NPS officials said the new price structure would support improvements for aging infrastructure within the parks and generate an additional $70 million annually.
“It is critical that Montanans and Americans can afford to enjoy Montana’s national treasures,” U.S. Sen. Steve Daines, R-Mont., said in a statement. “A fee increase of this magnitude needs enough time for Montanans and our visitors to have their voices heard.”
U.S. Sen. Jon Tester, D-Mont., blasted the proposed fee increases when they were first proposed.
“Americans already own these parks and they shouldn’t have to empty their wallets to enjoy them,” Tester said. “Glacier and Yellowstone should be accessible to all of us. This decision will price Montana families out of our public lands, and hurt local economies, which thrive thanks to our National Parks. I encourage all Montanans to weigh in and make their voices heard.”

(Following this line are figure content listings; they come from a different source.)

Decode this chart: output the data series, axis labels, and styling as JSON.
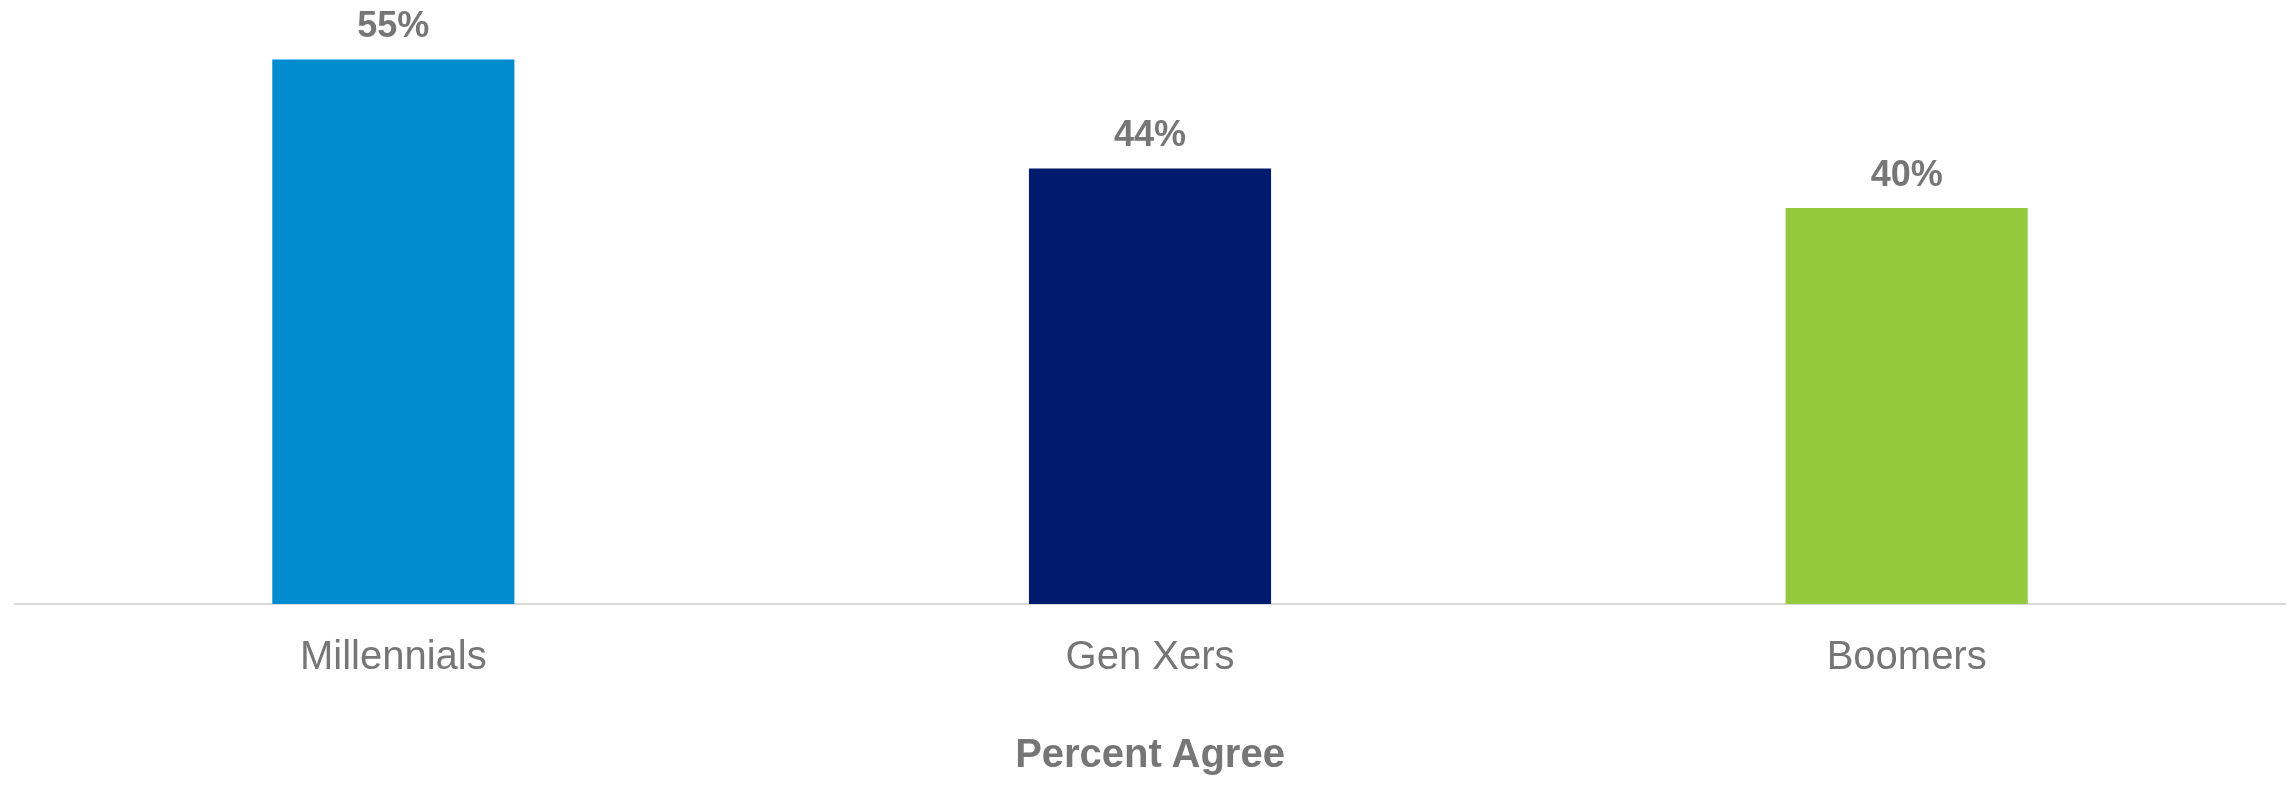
{
  "chart_data": {
    "type": "bar",
    "xlabel": "Percent Agree",
    "categories": [
      "Millennials",
      "Gen Xers",
      "Boomers"
    ],
    "values": [
      55,
      44,
      40
    ],
    "colors": [
      "#008ccf",
      "#001b6e",
      "#95c93d"
    ],
    "data_labels": true,
    "value_labels": [
      "55%",
      "44%",
      "40%"
    ],
    "grid": false,
    "legend": false
  }
}
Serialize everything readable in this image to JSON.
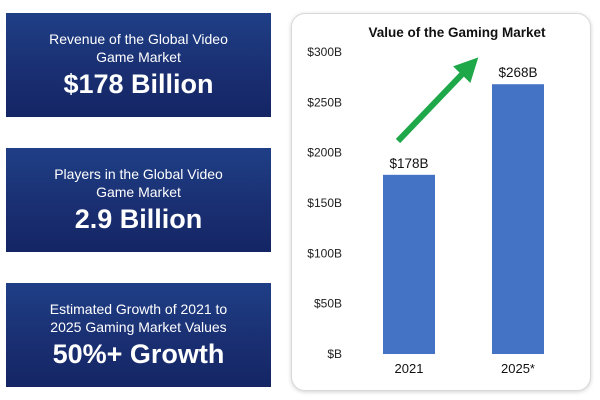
{
  "stats": [
    {
      "caption": "Revenue of the Global Video Game Market",
      "value": "$178 Billion"
    },
    {
      "caption": "Players in the Global Video Game Market",
      "value": "2.9 Billion"
    },
    {
      "caption": "Estimated Growth of 2021 to 2025 Gaming Market Values",
      "value": "50%+ Growth"
    }
  ],
  "colors": {
    "card_background": "#1a2f72",
    "bar": "#4472c4",
    "arrow": "#1fa84a"
  },
  "chart_data": {
    "type": "bar",
    "title": "Value of the Gaming Market",
    "categories": [
      "2021",
      "2025*"
    ],
    "values": [
      178,
      268
    ],
    "data_labels": [
      "$178B",
      "$268B"
    ],
    "ylim": [
      0,
      300
    ],
    "yticks": [
      "$B",
      "$50B",
      "$100B",
      "$150B",
      "$200B",
      "$250B",
      "$300B"
    ],
    "grid": false,
    "annotations": [
      "green-upward-arrow"
    ]
  }
}
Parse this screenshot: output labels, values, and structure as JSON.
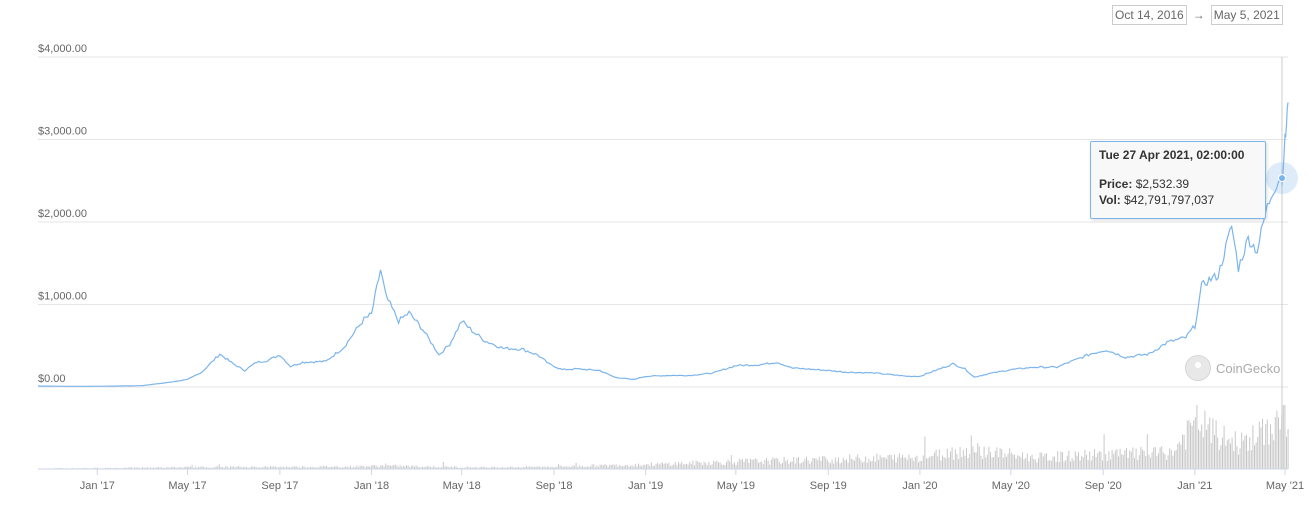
{
  "date_range": {
    "from": "Oct 14, 2016",
    "arrow": "→",
    "to": "May 5, 2021"
  },
  "tooltip": {
    "date": "Tue 27 Apr 2021, 02:00:00",
    "price_label": "Price:",
    "price_value": "$2,532.39",
    "vol_label": "Vol:",
    "vol_value": "$42,791,797,037"
  },
  "watermark": "CoinGecko",
  "colors": {
    "line": "#7cb5ec",
    "volume": "#c8c8c8",
    "grid": "#e6e6e6",
    "axis": "#ccd6eb"
  },
  "chart_data": {
    "type": "line",
    "title": "",
    "xlabel": "",
    "ylabel": "",
    "ylim": [
      0,
      4000
    ],
    "y_ticks": [
      "$0.00",
      "$1,000.00",
      "$2,000.00",
      "$3,000.00",
      "$4,000.00"
    ],
    "x_ticks": [
      {
        "label": "Jan '17",
        "date": "2017-01-01"
      },
      {
        "label": "May '17",
        "date": "2017-05-01"
      },
      {
        "label": "Sep '17",
        "date": "2017-09-01"
      },
      {
        "label": "Jan '18",
        "date": "2018-01-01"
      },
      {
        "label": "May '18",
        "date": "2018-05-01"
      },
      {
        "label": "Sep '18",
        "date": "2018-09-01"
      },
      {
        "label": "Jan '19",
        "date": "2019-01-01"
      },
      {
        "label": "May '19",
        "date": "2019-05-01"
      },
      {
        "label": "Sep '19",
        "date": "2019-09-01"
      },
      {
        "label": "Jan '20",
        "date": "2020-01-01"
      },
      {
        "label": "May '20",
        "date": "2020-05-01"
      },
      {
        "label": "Sep '20",
        "date": "2020-09-01"
      },
      {
        "label": "Jan '21",
        "date": "2021-01-01"
      },
      {
        "label": "May '21",
        "date": "2021-05-01"
      }
    ],
    "grid": true,
    "legend": "none",
    "series": [
      {
        "x": [
          "2016-10-14",
          "2016-12-01",
          "2017-01-15",
          "2017-03-01",
          "2017-04-01",
          "2017-05-01",
          "2017-05-20",
          "2017-06-13",
          "2017-07-01",
          "2017-07-16",
          "2017-08-01",
          "2017-08-15",
          "2017-09-01",
          "2017-09-15",
          "2017-10-01",
          "2017-11-01",
          "2017-11-25",
          "2017-12-12",
          "2017-12-22",
          "2018-01-01",
          "2018-01-13",
          "2018-01-20",
          "2018-02-06",
          "2018-02-20",
          "2018-03-10",
          "2018-04-01",
          "2018-04-15",
          "2018-05-01",
          "2018-05-15",
          "2018-06-01",
          "2018-06-25",
          "2018-07-20",
          "2018-08-10",
          "2018-08-25",
          "2018-09-12",
          "2018-10-01",
          "2018-11-01",
          "2018-11-20",
          "2018-12-15",
          "2019-01-01",
          "2019-02-01",
          "2019-03-01",
          "2019-04-01",
          "2019-05-01",
          "2019-06-01",
          "2019-06-25",
          "2019-07-15",
          "2019-08-01",
          "2019-09-01",
          "2019-09-25",
          "2019-10-15",
          "2019-11-01",
          "2019-12-15",
          "2020-01-01",
          "2020-02-14",
          "2020-03-01",
          "2020-03-13",
          "2020-04-01",
          "2020-05-01",
          "2020-06-01",
          "2020-07-01",
          "2020-08-15",
          "2020-09-05",
          "2020-10-01",
          "2020-11-01",
          "2020-11-25",
          "2020-12-20",
          "2021-01-01",
          "2021-01-10",
          "2021-01-20",
          "2021-02-01",
          "2021-02-19",
          "2021-02-28",
          "2021-03-13",
          "2021-03-25",
          "2021-04-05",
          "2021-04-15",
          "2021-04-25",
          "2021-04-27",
          "2021-05-01",
          "2021-05-03",
          "2021-05-05"
        ],
        "y": [
          12,
          8,
          10,
          16,
          50,
          90,
          180,
          400,
          280,
          200,
          300,
          320,
          390,
          250,
          300,
          310,
          480,
          700,
          820,
          880,
          1420,
          1100,
          800,
          900,
          700,
          390,
          520,
          800,
          680,
          560,
          470,
          460,
          390,
          280,
          210,
          220,
          200,
          120,
          90,
          130,
          140,
          140,
          170,
          260,
          270,
          300,
          230,
          220,
          200,
          180,
          175,
          170,
          130,
          130,
          280,
          220,
          120,
          160,
          210,
          240,
          240,
          400,
          450,
          360,
          400,
          540,
          600,
          740,
          1220,
          1300,
          1350,
          1950,
          1440,
          1800,
          1650,
          2100,
          2400,
          2550,
          2532,
          2950,
          3200,
          3450
        ]
      }
    ],
    "volume": {
      "x": [
        "2016-10-14",
        "2017-06-01",
        "2017-12-01",
        "2018-01-15",
        "2018-06-01",
        "2018-09-01",
        "2019-01-01",
        "2019-05-01",
        "2019-09-01",
        "2020-01-01",
        "2020-03-13",
        "2020-06-01",
        "2020-09-01",
        "2020-12-01",
        "2021-01-04",
        "2021-02-01",
        "2021-03-01",
        "2021-04-01",
        "2021-05-05"
      ],
      "y": [
        0.3,
        1.2,
        1.5,
        2.0,
        1.0,
        1.5,
        2.8,
        4.5,
        6.0,
        7.5,
        12.0,
        7.0,
        9.0,
        10.0,
        30.0,
        20.0,
        16.0,
        22.0,
        35.0
      ]
    }
  }
}
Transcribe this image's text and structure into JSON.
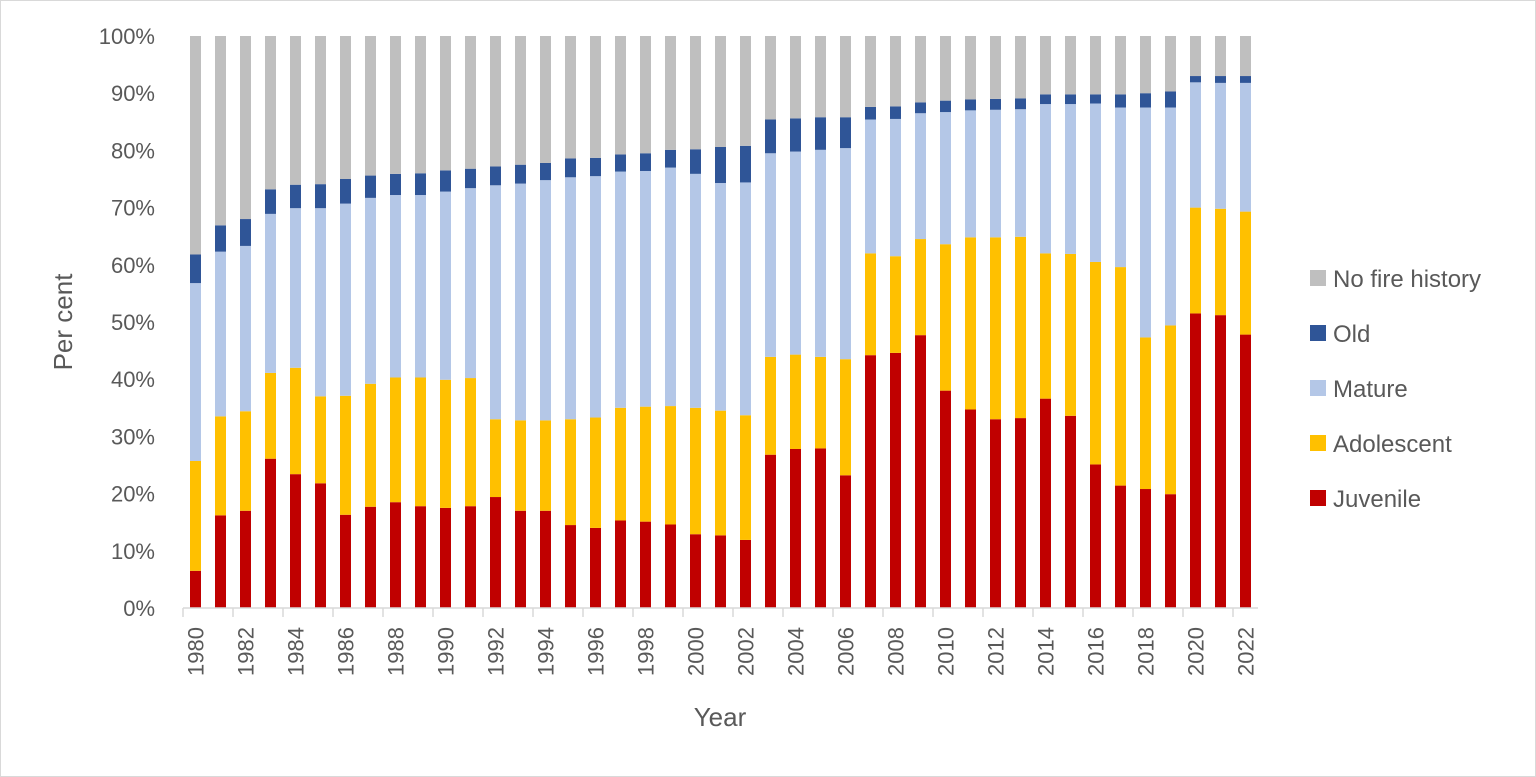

The fee increases proposals come as the NPS faces proposed budget cuts. The Trump administration is proposing to slash nearly $380 million from the NPS budget, including $956,000 from Glacier specifically.
Glacier Park had its busiest summer on record in 2017 and will shatter its annual record for the fourth consecutive year. The park has already surpassed 3 million visitors.
The National Park System’s maintenance backlog was estimated at $11.3 billion in 2016, according to the agency. Glacier Park’s deferred maintenance backlog was $148.2 million.
Fee increases are also being considered at Arches, Bryce Canyon, Canyonlands, Denali, Grand Canyon, Grand Teton, Olympic, Sequoia & Kings Canyon, Yellowstone, Yosemite, Zion, Acadia, Mount Rainier, Rocky Mountain, Shenandoah and Joshua Tree national parks.
“The infrastructure of our national parks is aging and in need of renovation and restoration,” U.S. Secretary of the Interior Ryan Zinke said when first proposing the fee increases. “Targeted fee increases at some of our most-visited parks will help ensure that they are protected and preserved in perpetuity and that visitors enjoy a world-class experience that mirrors the amazing destinations they are visiting.”
Written comments can be sent to National Park Service, Recreation Fee Program, 1849 C Street, NW, Mail Stop: 2346 Washington, DC 20240.